Sunday, April 06, 2003

I'm feeling lonely...and gloomy. I think my lip is bleeding but I don't care to check. I'm like dying inside...every little part of me is withering away. I don't want to talk to certain people,so I won't. REASON? They're ass sucking losers. People make me depressed, in the degree that they are capable of being insensitive and self-centered. I think Maddie said something along the lines of their lives being "I CAN'T FIND MY EYELINER, WOE IS ME" type of lives. That was hilarious, got me cracking up. You go girl :). I love Maddie, and I love Tracy. And I love Kari. I love every single person who wishes well for me. I never knew I had so many friends, or had people care about me so much. Maybe that is because they are all getting together and forming like this support group, which scares me, because they did this all on their own and I didn't say help me. I never knew anyone would miss me if I was gone. So last night Maddie and I are talking, and I think we agree on one thing, that people who tell you everyone has problems don't really have problems. They say "Oh yea I'm weird too, and I've failed a test, so I kinda understand what it means when your mom has a drug addiction". You know...people who think they understand you are bad enough, but people who compare their lives to you...that's just shitty.No one should have to go through that, because not only do they have pain that is not mending, but those people are adding to that pain as they are speaking out of their ass. Man, I hate people sometimes. As the human race, we are capable of doing the most evil. I think people who have to deal with real problems (i.e. abuse, death of a loved one, drug problems in the family..) should seriously have someone to be there for them...because it's just not fair to them... I really dunno what I'm going to do...

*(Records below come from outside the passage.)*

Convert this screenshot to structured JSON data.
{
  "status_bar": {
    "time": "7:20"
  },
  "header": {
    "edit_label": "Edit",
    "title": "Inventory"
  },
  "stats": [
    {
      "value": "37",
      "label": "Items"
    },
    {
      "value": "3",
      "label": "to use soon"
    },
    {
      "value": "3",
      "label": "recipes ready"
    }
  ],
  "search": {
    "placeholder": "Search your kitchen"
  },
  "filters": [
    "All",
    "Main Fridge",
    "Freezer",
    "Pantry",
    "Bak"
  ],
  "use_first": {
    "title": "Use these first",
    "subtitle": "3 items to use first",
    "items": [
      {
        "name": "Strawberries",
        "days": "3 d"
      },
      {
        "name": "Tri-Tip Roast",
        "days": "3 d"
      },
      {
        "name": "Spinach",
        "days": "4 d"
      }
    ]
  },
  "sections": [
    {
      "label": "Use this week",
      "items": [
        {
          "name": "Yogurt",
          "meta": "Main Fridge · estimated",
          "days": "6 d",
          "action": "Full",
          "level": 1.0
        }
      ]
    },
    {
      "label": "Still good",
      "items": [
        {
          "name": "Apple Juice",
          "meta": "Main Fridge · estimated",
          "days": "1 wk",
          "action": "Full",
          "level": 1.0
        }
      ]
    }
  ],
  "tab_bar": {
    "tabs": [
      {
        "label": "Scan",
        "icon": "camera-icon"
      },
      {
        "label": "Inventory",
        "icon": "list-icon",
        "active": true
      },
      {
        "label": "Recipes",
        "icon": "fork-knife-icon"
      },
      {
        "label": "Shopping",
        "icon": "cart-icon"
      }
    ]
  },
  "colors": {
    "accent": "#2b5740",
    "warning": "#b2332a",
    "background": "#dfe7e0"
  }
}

I fished through my stuff yesterday. To see what my life was like before...I realized I've grown and matured so much over the years...It was strange, like a bittersweet experience. As I was looking through the stuff, I was kinda looking at it in a third person perspective...and my mind just read all the poetry and said "shit this isn't good" I thought the life was so sad..and torn...couldn't figure out why. Man, I hate when I can pull third person shit like that. I always did like getting into people's minds...now what? First it's insomnia, then schizophrenia? Am I going to lose it and become mad?